Headphone correction:
IK Multimedia ARC 4
Sonarworks SoundID Reference
ToneBoosters Morphit

Speaker simulation:
112db Redline Monitor
Dear Reality DearVR MIX
DOTEC-AUDIO DeeSpeaker
Goodhertz CanOpener Studio

All-In-One:
dSONIQ Realphones
HoRNet VHS
Waves Nx / Abbey Road Studio

For correcting the headphones' EQ profile, Realphones, ARC 4, and Morphit were the best, and performed fairly similarly. I was surprised by how much SoundID under-performed on my Sennheiser HD 650s. I thought it sounded muffled compared to Realphones and ARC. It also sets the output really low and won't let you turn it up. Really strange.

For ARC, you have to create your own measurement, by miking one side of the headphones. You can just leave the mic in one spot for all captures. I wrapped a head-sized ball of T-shirts around the ARC reference mic and placed the headphones over it. The advantage to this is you get a profile of the actual pair of headphones being corrected.

When it comes to speaker simulation, I found plugins that try to 'model' near field monitors in a studio generally all suck. They end up sounding honky and canned. The only thing they accomplish is degrading the sound quality to the point of being useless for critical listening and mixing.

This applies to Realphones, ARC (VIRTUAL MONITORING), DeeSpeaker, SoundID, and Waves. ARC 4 is really good for correcting the headphones, but you should leave "Virtual Monitoring" set to OFF, to skip the speaker simulation. Realphones is the least bad of these at this, and it lets you dial in the amount of Environment/Ambience. You may be able to get away with a little mixed in, so long as you keep it well below 50%. It's still pretty useless and gimmicky, though.

Dear Reality and Waves both sound like you're listening to a far away recording of studio monitors through much crappier speakers. DeeSpeaker is like a muffled mono version of that. And it crashed Studio One. VHS was actually slightly better than any of those 3, but it also crashed Studio One.

For speaker simulation, you really just want to narrow the stereo image of bass frequencies, and leave the sound quality as untouched as possible, because it can only be made worse, not better.

Realphones does this well, and Redline Monitor was OK at it, as was my own homebrew using Studio One's Splitter plugin set to frequency split at 240 Hz with a mono-maker on the low end. But CanOpener Studio really stood out as truly excellent. It was by far the most natural and transparent option, along with Realphones. Neither the sound quality nor the tonal balance were altered by it. It just sounded 'right'. Neither SoundID nor ARC have bass narrowing capabilities built-in.
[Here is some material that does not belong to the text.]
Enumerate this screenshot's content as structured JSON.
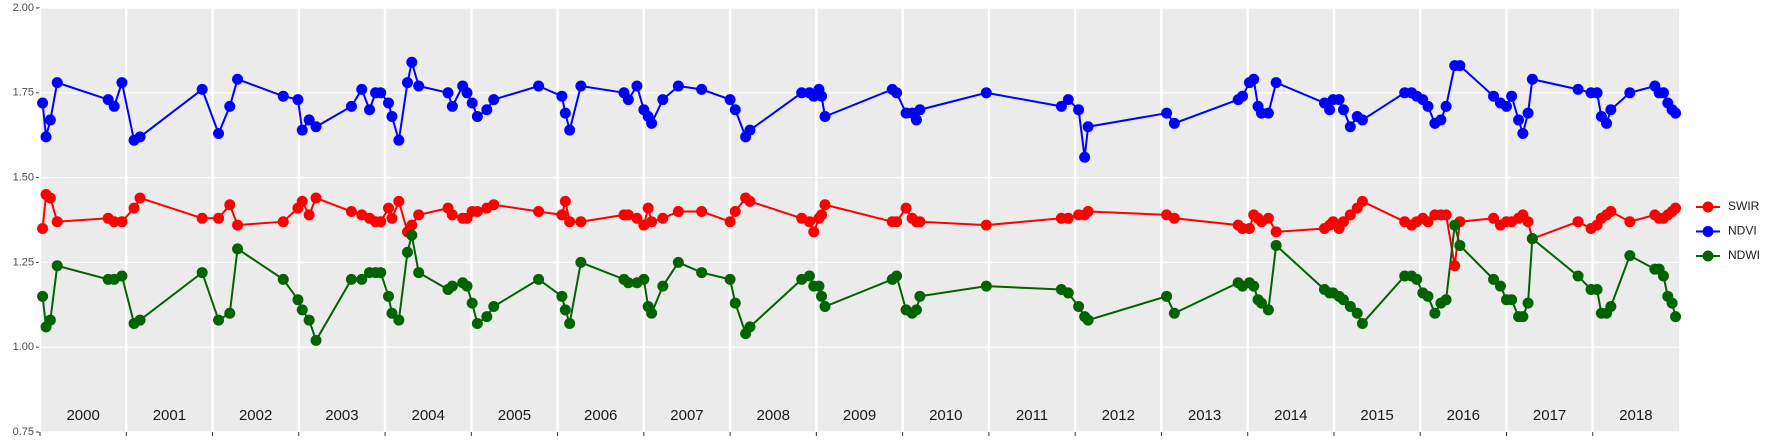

So, for the absolute best results, I would recommend:
  • CanOpener Studio + ARC 4 with your own profile.
    You can of course also correct your studio monitors+room with ARC.
  • Next best would be CanOpener Studio + Morphit.
    Good choice to save a little bit of money and hassle if you have no use for ARC's room correction.
  • Realphones is close behind these options.
    It has the benefit of being a complete solution on its own.
  • None of the others are recommended.